Removes a whole segment of jobs from the current solution.
"""
state = copy.copy(state)
offset = rng.integers(1, instance.num_jobs - Q)
del state.jobs[offset : offset + Q]
return state
Repair operators
We only define a single repair operator: random_insert
. This operator takes the unscheduled jobs, and randomly inserts them in feasible locations in the schedule. Together with a justification technique (shown below) that further improves the resulting schedule, this results in a new, hopefully improved solution.
[12]:
def justify(state):
"""
Helper method that double-justifies the schedule. Based on the
justification technique of Valls et al. (2005).
Valls, V. Ballestín, F. and S. Quintanilla. 2005. Jusitfication and
RCPSP: A technique that pays. _ European Journal of Operational
Research_. 165 (2): 375 -- 386.
"""
# We first right-justify the current schedule.

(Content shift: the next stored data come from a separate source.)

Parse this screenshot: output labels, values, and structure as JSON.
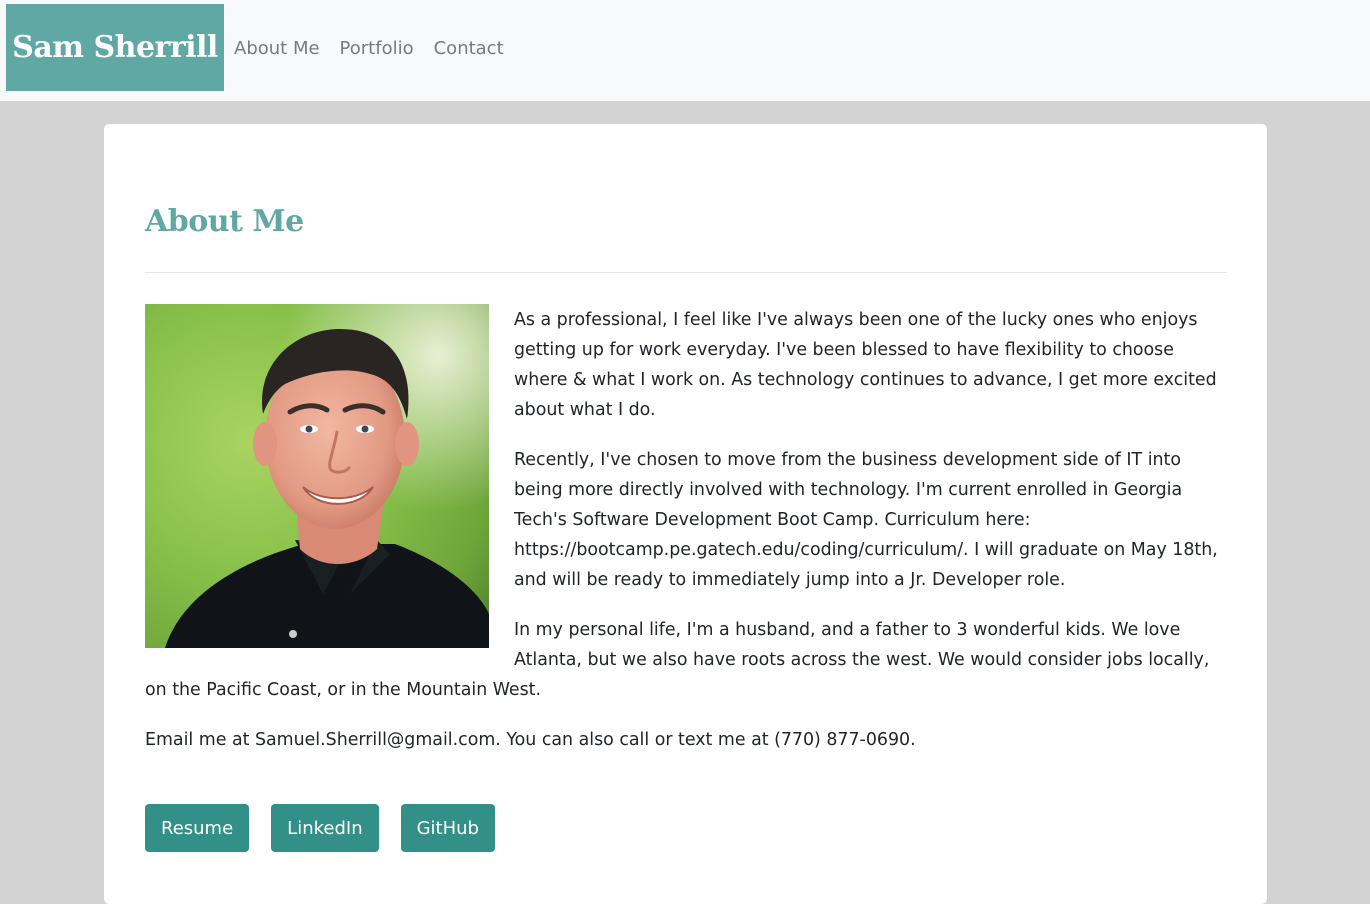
{
  "navbar": {
    "brand": "Sam Sherrill",
    "links": [
      "About Me",
      "Portfolio",
      "Contact"
    ]
  },
  "main": {
    "title": "About Me",
    "paragraphs": [
      "As a professional, I feel like I've always been one of the lucky ones who enjoys getting up for work everyday. I've been blessed to have flexibility to choose where & what I work on. As technology continues to advance, I get more excited about what I do.",
      "Recently, I've chosen to move from the business development side of IT into being more directly involved with technology. I'm current enrolled in Georgia Tech's Software Development Boot Camp. Curriculum here: https://bootcamp.pe.gatech.edu/coding/curriculum/. I will graduate on May 18th, and will be ready to immediately jump into a Jr. Developer role.",
      "In my personal life, I'm a husband, and a father to 3 wonderful kids. We love Atlanta, but we also have roots across the west. We would consider jobs locally, on the Pacific Coast, or in the Mountain West.",
      "Email me at Samuel.Sherrill@gmail.com. You can also call or text me at (770) 877-0690."
    ],
    "buttons": [
      "Resume",
      "LinkedIn",
      "GitHub"
    ]
  },
  "colors": {
    "accent": "#5fa8a3",
    "button": "#329088",
    "background": "#d3d3d3",
    "navbar": "#f8f9fa"
  }
}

That more or less means
# that we schedule jobs from the right.
bound = instance.duration.sum()
used = np.zeros((bound, instance.num_resources))
sched = np.zeros(instance.num_jobs, dtype=int)
for job in reversed(state.jobs):
needs = instance.needs[job]
duration = instance.duration[job]
t = min(sched[instance.successors[job]], default=bound)
res_ok = np.all(used[:t] + needs <= instance.resources, axis=1)
for s in reversed(np.flatnonzero(res_ok[: t - duration + 1])):
if np.all(res_ok[s : s + duration]):
sched[job] = s
used[s : s + duration, :] += needs
break
# Right-justify the schedule, and then left-justify it again. This
# results in a double-justified schedule that is hopefully better
# than what we got initially.
right_justified = np.argsort(sched)
sched, _ = schedule(tuple(right_justified))
left_justified = np.argsort(sched).tolist()
return RcpspState(left_justified)
[13]:
def random_insert(state, rng):
"""
Randomly inserts jobs into the schedule. The resulting solution state
is guaranteed to be feasible.
"""
indices = state.indices
preds = instance.all_predecessors
succs = instance.all_successors
for job in state.unscheduled:
# Left and right insertion limits. The job must be inserted
# between these indices - the interval is [ll, rl).
ll = np.max(indices[preds[job]], initial=-1) + 1
rl = np.min(indices[succs[job]], initial=len(state.jobs))
idx = rng.integers(ll, rl) if ll < rl else ll
state.jobs.insert(idx, job)
indices[indices >= idx] += 1
indices[job] = idx
return justify(state)
Initial solution
Our solution representation is a list of jobs. We can thus easily generate an initial solution as the list of all jobs, in the (topological) order we got them.
[14]:
init_sol = RcpspState(list(range(instance.num_jobs)))
print(f"Initial solution has objective {init_sol.objective()}.")
Initial solution has objective 172.
[15]:
init_sol.plot()

Heuristic solution
With our initial solution in hand, we can now use ALNS to further improve it. We use a segmented roulette wheel operator selection strategy, and a simple hill-climbing acceptance criterion.
[16]:
rng = rnd.default_rng(SEED)
[17]:
alns = ALNS(rng)
alns.add_destroy_operator(most_mobile_removal)
alns.add_destroy_operator(non_peak_removal)
alns.add_destroy_operator(segment_removal)
alns.add_repair_operator(random_insert)
[18]:
select = SegmentedRouletteWheel(WEIGHTS, THETA, SEG_LENGTH, 3, 1)
accept = HillClimbing()
stop = MaxIterations(ITERS)
res = alns.iterate(init_sol, select, accept, stop)
sol = res.best_state
print(f"Heuristic solution has objective {sol.objective()}.")
Heuristic solution has objective 141.
[19]:
_, ax = plt.subplots(figsize=(12, 6))
res.plot_objectives(ax=ax)

[20]:
sol.plot()

Conclusion
In this notebook we solved a challenging instance of the resource-constrained project scheduling problem, using several operators and enhancement techniques from the literature. The resulting heuristic solution is competitive with other heuristics for this problem: the best known solution achieves a makespan of 135, and we find 142, just 5% higher.